O colegiado anulou uma sentença que havia extinguido o processo sem resolução de mérito pelo fato de mãe e filho morarem no Japão.
O caso envolve uma ação de alimentos cumulada com pedido de guarda e visitas. Embora a ação tenha sido proposta em Assaí, o juízo de primeira instância declarou sua incompetência e extinguiu o feito, fundamentando que os autores têm residência habitual em Tatebayashi, no Japão, o que atrairia a jurisdição estrangeira.
A autora recorreu alegando que a estadia no exterior é temporária e comprovou a manutenção de vínculos com a cidade paranaense, como contrato de locação ativo, conta bancária e declaração de imposto de renda, além do fato de o pai da criança estar preso no Brasil.
Domicílio e residência
Ao analisar a apelação, o relator, desembargador Eduardo Augusto Salomão Cambi, afirmou que existe uma diferença teórica entre os conceitos de residência física e domicílio.
“Enquanto esta [residência] se refere à permanência física em determinado local, aquela [domicílio] representa a projeção normativa da personalidade no espaço, constituindo-se como ponto de referência para a imputação de efeitos jurídicos.
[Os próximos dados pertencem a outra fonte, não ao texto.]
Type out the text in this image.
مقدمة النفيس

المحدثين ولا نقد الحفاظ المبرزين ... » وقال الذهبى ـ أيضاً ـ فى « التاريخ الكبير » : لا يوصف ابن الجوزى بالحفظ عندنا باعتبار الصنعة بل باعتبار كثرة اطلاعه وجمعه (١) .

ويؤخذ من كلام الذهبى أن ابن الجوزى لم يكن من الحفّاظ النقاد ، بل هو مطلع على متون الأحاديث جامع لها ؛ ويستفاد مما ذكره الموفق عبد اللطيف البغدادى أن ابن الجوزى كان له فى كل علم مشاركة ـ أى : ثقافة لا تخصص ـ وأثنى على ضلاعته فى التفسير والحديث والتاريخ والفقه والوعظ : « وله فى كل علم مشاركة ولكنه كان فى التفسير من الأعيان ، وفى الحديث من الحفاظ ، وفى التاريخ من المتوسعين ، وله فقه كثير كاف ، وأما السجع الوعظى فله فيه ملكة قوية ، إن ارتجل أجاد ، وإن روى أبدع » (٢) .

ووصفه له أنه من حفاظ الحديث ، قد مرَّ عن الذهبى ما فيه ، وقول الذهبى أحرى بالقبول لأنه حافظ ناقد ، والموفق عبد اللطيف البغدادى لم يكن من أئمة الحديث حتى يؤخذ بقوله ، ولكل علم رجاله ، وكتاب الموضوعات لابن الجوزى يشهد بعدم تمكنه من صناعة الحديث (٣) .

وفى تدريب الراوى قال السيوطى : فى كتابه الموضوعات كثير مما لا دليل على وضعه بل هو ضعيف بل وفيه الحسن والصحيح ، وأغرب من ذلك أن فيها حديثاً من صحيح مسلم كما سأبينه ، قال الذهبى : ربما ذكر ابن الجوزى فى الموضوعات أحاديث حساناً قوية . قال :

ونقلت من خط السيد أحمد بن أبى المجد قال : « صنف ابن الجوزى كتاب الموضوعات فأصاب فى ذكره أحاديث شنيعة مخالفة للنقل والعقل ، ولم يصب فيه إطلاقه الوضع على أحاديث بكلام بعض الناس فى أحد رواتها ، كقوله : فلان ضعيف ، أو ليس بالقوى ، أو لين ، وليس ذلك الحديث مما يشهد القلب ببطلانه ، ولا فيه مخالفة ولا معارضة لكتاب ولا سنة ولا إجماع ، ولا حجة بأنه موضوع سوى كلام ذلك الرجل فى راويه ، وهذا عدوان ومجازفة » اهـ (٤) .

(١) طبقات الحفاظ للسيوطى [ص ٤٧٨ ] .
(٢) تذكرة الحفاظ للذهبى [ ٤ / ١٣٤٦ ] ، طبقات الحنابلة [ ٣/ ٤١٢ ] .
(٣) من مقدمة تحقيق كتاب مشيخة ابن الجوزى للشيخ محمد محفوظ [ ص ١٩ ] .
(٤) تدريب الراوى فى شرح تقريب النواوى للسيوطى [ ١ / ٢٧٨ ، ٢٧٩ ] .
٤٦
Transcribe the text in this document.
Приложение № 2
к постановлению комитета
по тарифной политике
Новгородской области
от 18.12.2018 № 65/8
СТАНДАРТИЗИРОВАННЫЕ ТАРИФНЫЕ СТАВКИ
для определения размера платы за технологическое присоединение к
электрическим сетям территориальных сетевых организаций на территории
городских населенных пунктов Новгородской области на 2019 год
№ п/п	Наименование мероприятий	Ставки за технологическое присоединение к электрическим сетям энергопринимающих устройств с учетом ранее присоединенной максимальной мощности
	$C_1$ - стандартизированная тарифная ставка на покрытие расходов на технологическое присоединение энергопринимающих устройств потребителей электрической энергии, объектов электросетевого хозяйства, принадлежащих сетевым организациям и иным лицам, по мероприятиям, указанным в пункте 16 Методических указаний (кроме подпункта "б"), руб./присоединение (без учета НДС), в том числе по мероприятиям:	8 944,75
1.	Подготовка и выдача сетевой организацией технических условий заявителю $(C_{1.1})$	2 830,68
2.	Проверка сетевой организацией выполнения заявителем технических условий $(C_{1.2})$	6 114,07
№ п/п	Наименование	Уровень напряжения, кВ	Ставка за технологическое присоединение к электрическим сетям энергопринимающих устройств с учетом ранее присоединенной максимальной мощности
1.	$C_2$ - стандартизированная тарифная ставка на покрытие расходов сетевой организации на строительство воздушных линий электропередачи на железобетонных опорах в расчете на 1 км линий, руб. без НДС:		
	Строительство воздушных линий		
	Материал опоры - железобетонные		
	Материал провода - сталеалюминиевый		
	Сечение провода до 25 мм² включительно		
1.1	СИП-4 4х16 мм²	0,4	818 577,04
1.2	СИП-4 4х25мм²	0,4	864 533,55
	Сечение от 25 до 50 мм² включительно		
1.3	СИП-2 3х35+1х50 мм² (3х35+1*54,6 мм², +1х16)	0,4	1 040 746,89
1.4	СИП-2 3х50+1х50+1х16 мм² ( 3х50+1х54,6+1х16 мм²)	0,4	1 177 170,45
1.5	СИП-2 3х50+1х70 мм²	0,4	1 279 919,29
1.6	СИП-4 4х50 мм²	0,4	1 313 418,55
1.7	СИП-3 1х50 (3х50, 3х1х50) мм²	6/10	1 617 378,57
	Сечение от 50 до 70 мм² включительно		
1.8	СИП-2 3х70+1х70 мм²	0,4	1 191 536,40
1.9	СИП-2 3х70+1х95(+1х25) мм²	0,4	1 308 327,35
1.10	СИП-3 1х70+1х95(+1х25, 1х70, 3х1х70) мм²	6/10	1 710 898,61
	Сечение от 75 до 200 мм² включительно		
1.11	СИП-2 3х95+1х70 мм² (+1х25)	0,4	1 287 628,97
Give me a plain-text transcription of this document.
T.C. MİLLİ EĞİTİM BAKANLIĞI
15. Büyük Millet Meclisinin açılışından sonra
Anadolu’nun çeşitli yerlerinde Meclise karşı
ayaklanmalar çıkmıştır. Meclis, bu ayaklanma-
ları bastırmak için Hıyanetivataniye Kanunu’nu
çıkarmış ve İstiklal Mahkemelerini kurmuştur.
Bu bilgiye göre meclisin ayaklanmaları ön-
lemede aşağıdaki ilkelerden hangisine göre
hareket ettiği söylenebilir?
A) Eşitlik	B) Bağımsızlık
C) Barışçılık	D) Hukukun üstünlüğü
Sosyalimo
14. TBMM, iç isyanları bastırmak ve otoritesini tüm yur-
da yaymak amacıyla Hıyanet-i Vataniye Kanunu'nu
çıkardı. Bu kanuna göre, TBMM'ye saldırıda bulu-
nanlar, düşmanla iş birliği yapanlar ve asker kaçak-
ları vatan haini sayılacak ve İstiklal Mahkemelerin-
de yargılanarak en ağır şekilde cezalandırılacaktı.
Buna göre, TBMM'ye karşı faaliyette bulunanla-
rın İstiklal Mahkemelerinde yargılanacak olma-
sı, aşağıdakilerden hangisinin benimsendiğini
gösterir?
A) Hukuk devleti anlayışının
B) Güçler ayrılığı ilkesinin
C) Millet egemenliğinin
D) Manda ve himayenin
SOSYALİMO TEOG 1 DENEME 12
O domicílio exige, além da habitação estável, a exteriorização de um vínculo de permanência que transcende a mera intenção subjetiva”, explicou.
A decisão reconheceu que, embora em litígios internacionais usualmente se aplique o conceito de residência habitual (conforme descrito na Convenção da Haia), o caso concreto aponta que o vínculo dos autores permaneceu no Paraná.
“A manutenção de vínculos materiais e jurídicos com a Comarca de Assaí — como contrato de locação vigente, conta bancária ativa e comprovante de residência — indica que a apelante não se desvinculou do espaço territorial que constitui o centro de sua vida civil”, avaliou o magistrado.
O TJ-PR aplicou o princípio da superioridade e do melhor interesse da criança para afastar a incompetência. O relator observou que remeter o caso para o Judiciário japonês implicaria em “barreira ao acesso à Justiça, devido às maiores exigências burocráticas e custos elevados, o que desestimularia a parte vulnerável a pleitear seus direitos”.
Por fim, o acórdão reforçou a competência nacional com base no artigo 22, inciso I, alínea “b”, do CPC, visto que o pai também mantém vínculos no Brasil. O magistrado ressaltou que o genitor “encontra-se recolhido em estabelecimento prisional no país”, o que facilita a execução de alimentos e a efetivação da prestação jurisdicional em território nacional. A decisão foi unânime.
O advogado Enzzo Murilo Bueno da Silva representou a mãe e a criança na ação.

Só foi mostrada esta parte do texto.